School History

  • Mary Austin Holley (1784-1846), was born in New Haven, Connecticut, on October 30, 1784. During her life, she became an accomplished author and teacher.
     
    Mrs. Holley moved to Louisiana and became a teacher after her husband died in 1829. Once her cousin, Stephen F. Austin was settled in Texas, she communicated with him concerning the possibility of gathering her family around her in Texas.
     
    Stephen F. Austin made arrangements to reserve land for her on Galveston Bay, and in October 1831 she visited the Austin colony. As a result she wrote Texas: Observations, Historical, Geographical, and Descriptive, in a Series of Letters Written during a Visit to Austin's Colony, with a View to a Permanent Settlement in That Country in the Autumn of 1831, which was published in Baltimore in 1833. During her first Texas visit she also planned a book to be called "Travels in Texas" and composed a "Brazos Boat Song," illustrated with a vignette of Bolivar House, which was her Texas residence.
     
    Back in Louisiana, Mary Holley continued her teaching, made plans for a future in Texas, and planned a biography of Stephen F. Austin. In May of 1835, she traveled back to Texas where she remained for a few months. Her manuscript diary of that trip, like her charming family letters, is a valuable picture of the Texas scene. She continued to give good publicity to Texas and to arouse sympathy for the colony during the period of the Texas Revolution. The ladies of Lexington met in her home to sew for volunteers for the Texas army.
     
    Her book Texas, a history, was at the press by May 1836 and on the market by November 1836. It was the first known history of Texas written in English. After its publication, Mrs. Holley began to work for Texas annexation.

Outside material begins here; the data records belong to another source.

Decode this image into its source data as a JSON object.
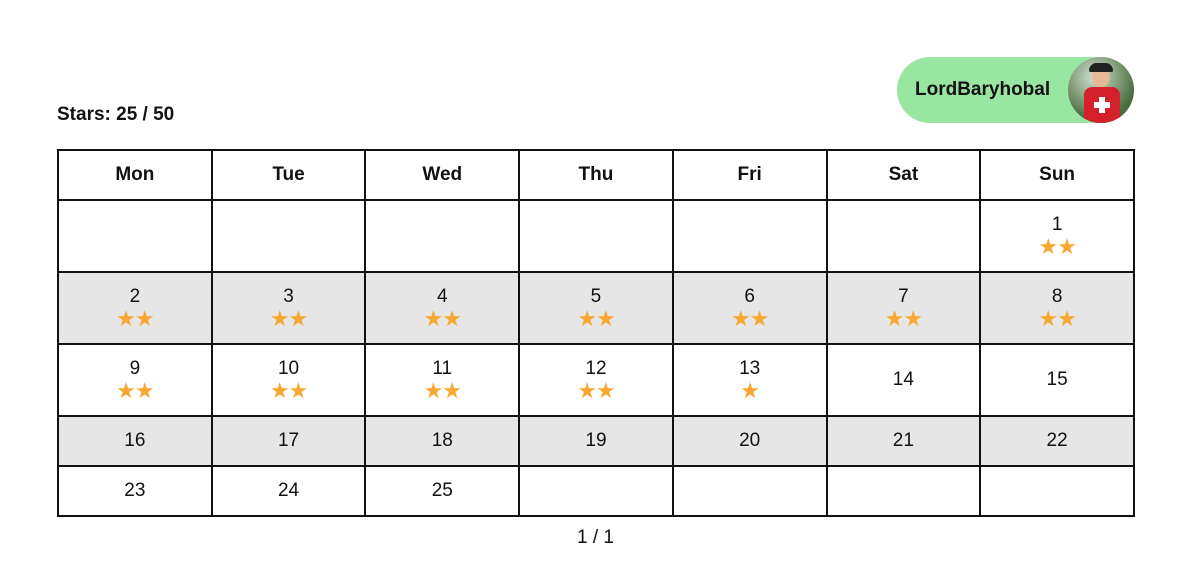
{
  "stars_summary": "Stars: 25 / 50",
  "user": {
    "name": "LordBaryhobal",
    "avatar": "avatar-photo"
  },
  "accent_colors": {
    "user_pill": "#98e6a0",
    "star": "#f9a730",
    "alt_row": "#e6e6e6"
  },
  "calendar": {
    "headers": [
      "Mon",
      "Tue",
      "Wed",
      "Thu",
      "Fri",
      "Sat",
      "Sun"
    ],
    "weeks": [
      [
        null,
        null,
        null,
        null,
        null,
        null,
        {
          "day": "1",
          "stars": 2
        }
      ],
      [
        {
          "day": "2",
          "stars": 2
        },
        {
          "day": "3",
          "stars": 2
        },
        {
          "day": "4",
          "stars": 2
        },
        {
          "day": "5",
          "stars": 2
        },
        {
          "day": "6",
          "stars": 2
        },
        {
          "day": "7",
          "stars": 2
        },
        {
          "day": "8",
          "stars": 2
        }
      ],
      [
        {
          "day": "9",
          "stars": 2
        },
        {
          "day": "10",
          "stars": 2
        },
        {
          "day": "11",
          "stars": 2
        },
        {
          "day": "12",
          "stars": 2
        },
        {
          "day": "13",
          "stars": 1
        },
        {
          "day": "14",
          "stars": 0
        },
        {
          "day": "15",
          "stars": 0
        }
      ],
      [
        {
          "day": "16",
          "stars": 0
        },
        {
          "day": "17",
          "stars": 0
        },
        {
          "day": "18",
          "stars": 0
        },
        {
          "day": "19",
          "stars": 0
        },
        {
          "day": "20",
          "stars": 0
        },
        {
          "day": "21",
          "stars": 0
        },
        {
          "day": "22",
          "stars": 0
        }
      ],
      [
        {
          "day": "23",
          "stars": 0
        },
        {
          "day": "24",
          "stars": 0
        },
        {
          "day": "25",
          "stars": 0
        },
        null,
        null,
        null,
        null
      ]
    ]
  },
  "pagination": "1 / 1"
}
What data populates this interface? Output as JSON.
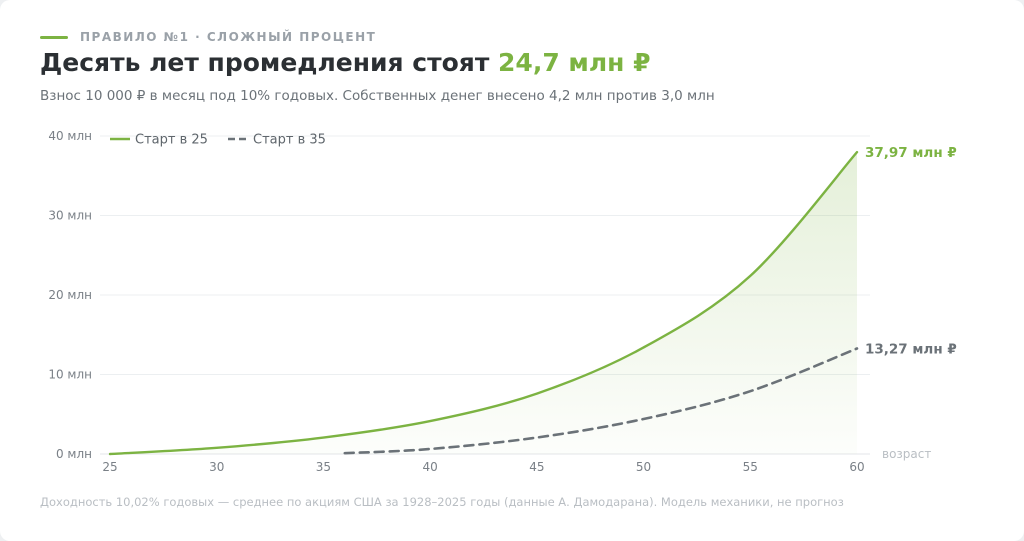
{
  "header": {
    "kicker": "ПРАВИЛО №1 · СЛОЖНЫЙ ПРОЦЕНТ",
    "title_main": "Десять лет промедления стоят ",
    "title_accent": "24,7 млн ₽",
    "subtitle": "Взнос 10 000 ₽ в месяц под 10% годовых. Собственных денег внесено 4,2 млн против 3,0 млн"
  },
  "footnote": "Доходность 10,02% годовых — среднее по акциям США за 1928–2025 годы (данные А. Дамодарана). Модель механики, не прогноз",
  "colors": {
    "green": "#7cb342",
    "gray": "#6b7278",
    "grid": "#eceff1"
  },
  "chart_data": {
    "type": "area",
    "xlabel": "возраст",
    "ylabel": "",
    "xlim": [
      25,
      60
    ],
    "ylim": [
      0,
      40
    ],
    "x_ticks": [
      "25",
      "30",
      "35",
      "40",
      "45",
      "50",
      "55",
      "60"
    ],
    "y_ticks": [
      "0 млн",
      "10 млн",
      "20 млн",
      "30 млн",
      "40 млн"
    ],
    "grid": true,
    "legend_position": "top-left",
    "series": [
      {
        "name": "Старт в 25",
        "style": "solid",
        "fill": true,
        "end_label": "37,97 млн ₽",
        "x": [
          25,
          30,
          35,
          40,
          45,
          50,
          55,
          60
        ],
        "y": [
          0,
          0.78,
          2.07,
          4.14,
          7.6,
          13.4,
          22.4,
          37.97
        ]
      },
      {
        "name": "Старт в 35",
        "style": "dashed",
        "fill": false,
        "end_label": "13,27 млн ₽",
        "x": [
          36,
          40,
          45,
          50,
          55,
          60
        ],
        "y": [
          0.1,
          0.63,
          2.07,
          4.4,
          7.9,
          13.27
        ]
      }
    ]
  }
}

Despite her sorrow over the death of Stephen F. Austin, she traveled back to Galveston. During her trip, Mrs. Holley wrote letters to her daughter describing the changes made with the establishment of the Republic of Texas. On this trip she also made a number of pencil sketches of the Houston area, thus providing the earliest pictorial documentation of the first Capitol building, the homes of several prominent citizens, and the Long Row. She made a trip to the North in 1838-39, was back in Galveston in November 1840, and then for the third time returned to Lexington. On her last Texas visit in 1843 she interviewed old settlers and secured material for a biography of Stephen F. Austin to go into a new edition of the History of Texas. In 1845 she decided to return to her teaching. She died of yellow fever on August 2, 1846, and was buried in the Donatien Augustine tomb in the St. Louis Cemetery at New Orleans. Her books and her long series of family letters are invaluable accounts of early Texas.